By now you’ve probably plowed through the last remaining bits of pumpkin pie and turkey legs, but with Christmas right around the corner, your fridge will most likely become stocked with even more holiday leftovers (thanks Mom). Score. But, if you’re sick of re-heating all those yams and broccoli, look no further than my inspiration from Roebling Tea Room.
While most leftover recipes ideas are for lunch or dinner, this recipe is designed for breakfast (or, if you like, breakfast for dinner). It’s an interesting and delicious twist on a classic holiday dish, and, the recipe couldn’t be easier.
Holiday Breakfast Remix
- Leftover mashed potatoes (sans gravy)
- 1 tsp. butter
- Splash of milk
- 1 egg
- 2 slices of bread
- Dijon mustard
- Shredded cheese of your choice (optional)

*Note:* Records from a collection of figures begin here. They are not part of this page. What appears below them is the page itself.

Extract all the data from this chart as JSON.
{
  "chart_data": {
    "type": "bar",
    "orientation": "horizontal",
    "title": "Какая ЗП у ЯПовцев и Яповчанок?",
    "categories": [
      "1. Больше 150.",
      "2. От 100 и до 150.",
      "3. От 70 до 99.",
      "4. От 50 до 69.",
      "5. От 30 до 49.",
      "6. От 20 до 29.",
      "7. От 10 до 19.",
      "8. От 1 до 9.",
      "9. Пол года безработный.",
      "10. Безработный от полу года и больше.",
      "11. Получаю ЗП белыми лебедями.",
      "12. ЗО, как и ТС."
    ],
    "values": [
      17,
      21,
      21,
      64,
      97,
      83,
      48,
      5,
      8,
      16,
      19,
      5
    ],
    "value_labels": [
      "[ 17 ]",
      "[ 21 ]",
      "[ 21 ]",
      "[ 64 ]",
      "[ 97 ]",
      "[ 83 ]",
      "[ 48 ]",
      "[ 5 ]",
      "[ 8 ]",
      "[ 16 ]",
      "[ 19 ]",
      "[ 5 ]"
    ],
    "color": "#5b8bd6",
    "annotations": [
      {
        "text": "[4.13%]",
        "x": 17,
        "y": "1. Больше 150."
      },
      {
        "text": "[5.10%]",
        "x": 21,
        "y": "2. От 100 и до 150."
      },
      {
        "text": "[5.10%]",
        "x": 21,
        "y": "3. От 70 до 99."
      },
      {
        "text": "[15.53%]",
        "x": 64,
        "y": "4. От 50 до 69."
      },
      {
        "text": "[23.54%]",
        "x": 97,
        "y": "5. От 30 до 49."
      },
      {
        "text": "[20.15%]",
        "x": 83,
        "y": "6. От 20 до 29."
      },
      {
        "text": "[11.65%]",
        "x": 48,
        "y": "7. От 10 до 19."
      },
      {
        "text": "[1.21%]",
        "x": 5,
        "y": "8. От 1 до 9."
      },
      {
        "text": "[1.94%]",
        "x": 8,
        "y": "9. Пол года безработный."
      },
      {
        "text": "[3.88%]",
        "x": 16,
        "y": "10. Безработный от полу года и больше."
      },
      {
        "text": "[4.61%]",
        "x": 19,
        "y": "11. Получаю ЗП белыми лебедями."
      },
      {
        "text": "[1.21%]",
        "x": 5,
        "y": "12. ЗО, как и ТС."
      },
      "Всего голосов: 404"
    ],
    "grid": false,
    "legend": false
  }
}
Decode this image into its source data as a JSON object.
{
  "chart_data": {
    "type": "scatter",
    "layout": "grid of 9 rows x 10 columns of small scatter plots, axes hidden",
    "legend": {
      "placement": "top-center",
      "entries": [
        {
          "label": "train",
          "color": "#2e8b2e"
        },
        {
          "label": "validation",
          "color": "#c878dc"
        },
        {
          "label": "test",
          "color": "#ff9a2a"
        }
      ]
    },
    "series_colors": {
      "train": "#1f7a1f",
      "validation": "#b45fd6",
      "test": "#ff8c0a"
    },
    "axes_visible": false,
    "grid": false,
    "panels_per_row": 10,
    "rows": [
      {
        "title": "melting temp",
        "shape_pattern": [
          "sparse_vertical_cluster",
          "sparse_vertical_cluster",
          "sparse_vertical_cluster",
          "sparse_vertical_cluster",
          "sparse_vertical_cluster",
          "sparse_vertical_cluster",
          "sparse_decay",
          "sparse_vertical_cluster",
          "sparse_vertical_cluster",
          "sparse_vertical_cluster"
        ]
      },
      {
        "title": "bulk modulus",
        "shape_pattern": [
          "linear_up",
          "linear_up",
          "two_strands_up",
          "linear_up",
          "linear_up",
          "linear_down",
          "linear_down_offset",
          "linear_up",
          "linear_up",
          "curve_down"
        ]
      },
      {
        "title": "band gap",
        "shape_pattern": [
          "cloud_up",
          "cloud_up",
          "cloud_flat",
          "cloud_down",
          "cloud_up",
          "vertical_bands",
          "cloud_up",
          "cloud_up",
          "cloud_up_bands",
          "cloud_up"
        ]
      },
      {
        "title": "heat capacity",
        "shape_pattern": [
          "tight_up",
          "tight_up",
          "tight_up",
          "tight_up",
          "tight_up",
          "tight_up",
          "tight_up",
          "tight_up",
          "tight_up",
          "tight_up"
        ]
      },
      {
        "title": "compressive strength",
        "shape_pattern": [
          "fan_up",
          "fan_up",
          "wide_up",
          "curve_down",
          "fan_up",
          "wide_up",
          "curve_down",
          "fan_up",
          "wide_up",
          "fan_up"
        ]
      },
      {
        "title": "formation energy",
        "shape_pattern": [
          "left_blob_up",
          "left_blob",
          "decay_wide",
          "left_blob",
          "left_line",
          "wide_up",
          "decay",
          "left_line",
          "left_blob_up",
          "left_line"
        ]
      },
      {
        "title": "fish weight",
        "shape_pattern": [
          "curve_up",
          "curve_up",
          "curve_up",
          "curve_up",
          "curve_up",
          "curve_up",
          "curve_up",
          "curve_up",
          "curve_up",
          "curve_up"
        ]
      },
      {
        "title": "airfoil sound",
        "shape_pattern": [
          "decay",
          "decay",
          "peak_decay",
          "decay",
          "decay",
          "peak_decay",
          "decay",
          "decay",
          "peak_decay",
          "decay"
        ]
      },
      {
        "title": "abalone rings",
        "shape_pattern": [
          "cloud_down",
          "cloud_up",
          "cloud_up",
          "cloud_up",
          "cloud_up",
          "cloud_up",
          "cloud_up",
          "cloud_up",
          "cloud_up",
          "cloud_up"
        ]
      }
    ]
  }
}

Melt a pat of butter in a non stick saucepan. Add mashed potatoes and a splash of milk and heat until potatoes are warmed. Add shredded cheese, mix with potatoes until combined and remove from heat. In a separate pan, cook an egg sunny side up or over easy (your choice). Take 2 pieces of toast, a bagel, or whatever you have around the house (Roebling uses a sesame bun that is heavenly, but anything will do). Spread mustard on the bread (I went with a combo of Dijon and spicy brown), and follow with the mashed potatoes. Place the egg on top, and voilà. Pair with a little hair of the dog, and you have breakfast.